The US Dollar faced heavy selling pressure in Asian trade after two more Republican Senators withdrew support from the healthcare reform bill supported by the White House, robbing it of the votes needed for passage. The initiative's failure seemed to cast doubt on the administration's general ability to turn campaign promises into policy.
This sapped hopes of seeing the tax cuts, deregulation and fiscal spending increase that were expected to boost corporate earnings and gin up inflation, forcing the Fed into a steeper rate hike cycle. Not surprisingly, this saw the greenback falling alongside Treasury bond yields and S&P 500 futures. Asian stock exchanges likewise suffered.
The Australian Dollar soared against this backdrop, shrugging off a worrying set of minutes from July's RBA policy meeting, as fading Fed rate hike bets sent capital in search of yield-seeking alternatives. The similarly high-beta New Zealand Dollar likewise found support, erasing losses sustained early in the session following disappointing inflation figures.
UK CPI figures headline the European data docket. The headline year-on-year inflation rate is expected print at 2.9 percent in June, unchanged from the prior month. PMI survey data pointing to weakening pricing power and a recent run of disappointing UK statistics relative to consensus forecasts hint at the treat of a downside surprise. Such a result may strengthen the doves at the BOE and is likely to hurt the British Pound.

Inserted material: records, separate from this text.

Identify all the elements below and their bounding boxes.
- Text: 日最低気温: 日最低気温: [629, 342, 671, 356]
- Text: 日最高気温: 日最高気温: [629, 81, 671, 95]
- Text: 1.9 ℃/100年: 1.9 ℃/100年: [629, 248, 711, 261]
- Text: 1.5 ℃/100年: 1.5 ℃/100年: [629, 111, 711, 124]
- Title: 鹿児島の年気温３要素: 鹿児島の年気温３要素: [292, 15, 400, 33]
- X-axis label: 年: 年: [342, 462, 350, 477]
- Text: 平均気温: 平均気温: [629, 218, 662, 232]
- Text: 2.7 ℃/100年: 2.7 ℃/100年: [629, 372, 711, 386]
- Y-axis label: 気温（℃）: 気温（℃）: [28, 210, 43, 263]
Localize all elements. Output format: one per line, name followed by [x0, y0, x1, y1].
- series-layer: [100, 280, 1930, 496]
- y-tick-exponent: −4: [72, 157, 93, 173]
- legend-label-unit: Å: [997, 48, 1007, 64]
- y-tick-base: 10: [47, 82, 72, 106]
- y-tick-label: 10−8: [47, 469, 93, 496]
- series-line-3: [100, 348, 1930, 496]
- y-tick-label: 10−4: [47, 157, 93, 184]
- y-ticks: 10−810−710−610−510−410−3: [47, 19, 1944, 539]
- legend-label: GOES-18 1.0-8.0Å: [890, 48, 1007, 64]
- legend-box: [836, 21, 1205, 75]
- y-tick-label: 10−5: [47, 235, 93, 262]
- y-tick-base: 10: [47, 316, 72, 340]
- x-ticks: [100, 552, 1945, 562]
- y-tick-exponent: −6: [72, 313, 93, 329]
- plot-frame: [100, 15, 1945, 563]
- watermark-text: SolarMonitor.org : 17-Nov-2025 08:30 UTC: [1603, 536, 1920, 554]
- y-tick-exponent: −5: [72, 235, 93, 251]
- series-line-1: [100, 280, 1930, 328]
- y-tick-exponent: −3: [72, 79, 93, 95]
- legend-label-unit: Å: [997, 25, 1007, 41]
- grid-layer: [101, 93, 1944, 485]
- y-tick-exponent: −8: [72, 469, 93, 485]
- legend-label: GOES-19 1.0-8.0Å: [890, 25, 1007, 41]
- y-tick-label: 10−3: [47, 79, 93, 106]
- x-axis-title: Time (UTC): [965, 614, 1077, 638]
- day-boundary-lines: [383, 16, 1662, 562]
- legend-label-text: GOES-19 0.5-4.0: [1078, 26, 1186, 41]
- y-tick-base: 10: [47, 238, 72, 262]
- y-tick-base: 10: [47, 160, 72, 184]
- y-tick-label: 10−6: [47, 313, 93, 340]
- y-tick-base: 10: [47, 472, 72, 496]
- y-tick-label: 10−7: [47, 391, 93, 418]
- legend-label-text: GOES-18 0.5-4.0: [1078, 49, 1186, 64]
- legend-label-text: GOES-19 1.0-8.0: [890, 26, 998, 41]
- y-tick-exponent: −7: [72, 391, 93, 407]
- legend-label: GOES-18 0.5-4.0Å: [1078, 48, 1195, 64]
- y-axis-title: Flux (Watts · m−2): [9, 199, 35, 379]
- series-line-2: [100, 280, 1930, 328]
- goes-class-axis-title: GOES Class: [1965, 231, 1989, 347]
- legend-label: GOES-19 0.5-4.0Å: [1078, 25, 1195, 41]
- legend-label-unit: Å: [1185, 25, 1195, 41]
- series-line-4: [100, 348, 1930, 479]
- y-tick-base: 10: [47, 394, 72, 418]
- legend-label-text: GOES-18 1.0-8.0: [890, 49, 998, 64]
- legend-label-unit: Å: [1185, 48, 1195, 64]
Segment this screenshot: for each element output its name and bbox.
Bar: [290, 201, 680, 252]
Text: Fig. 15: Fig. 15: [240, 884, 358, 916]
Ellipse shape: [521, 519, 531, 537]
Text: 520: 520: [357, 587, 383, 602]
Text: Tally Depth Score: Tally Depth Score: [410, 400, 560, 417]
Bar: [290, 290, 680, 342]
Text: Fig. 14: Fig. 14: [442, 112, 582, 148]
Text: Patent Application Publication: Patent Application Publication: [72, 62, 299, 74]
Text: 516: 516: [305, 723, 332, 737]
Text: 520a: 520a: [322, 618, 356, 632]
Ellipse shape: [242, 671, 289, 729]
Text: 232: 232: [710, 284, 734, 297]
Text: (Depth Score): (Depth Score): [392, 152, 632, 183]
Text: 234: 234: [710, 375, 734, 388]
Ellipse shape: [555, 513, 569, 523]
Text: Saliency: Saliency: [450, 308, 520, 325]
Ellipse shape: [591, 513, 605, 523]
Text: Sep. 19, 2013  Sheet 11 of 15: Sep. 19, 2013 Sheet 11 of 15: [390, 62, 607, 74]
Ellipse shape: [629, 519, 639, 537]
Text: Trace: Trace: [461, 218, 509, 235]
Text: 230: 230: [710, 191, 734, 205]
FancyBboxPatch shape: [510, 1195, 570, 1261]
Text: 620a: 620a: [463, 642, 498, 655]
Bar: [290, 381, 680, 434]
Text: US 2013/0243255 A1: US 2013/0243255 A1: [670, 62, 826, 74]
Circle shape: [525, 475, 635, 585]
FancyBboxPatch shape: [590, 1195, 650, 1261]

Beyond that, a dull offering of scheduled US event risk may keep the focus on the unwinding of the so-called “Trump trade”. Besides the trading patterns noted overnight, this may translate into gains for the perennially anti-risk Japanese Yen as sentiment sours. Follow-through may be undermined as traders shy away from strong directional commitment ahead of the upcoming BOJ rate decision however.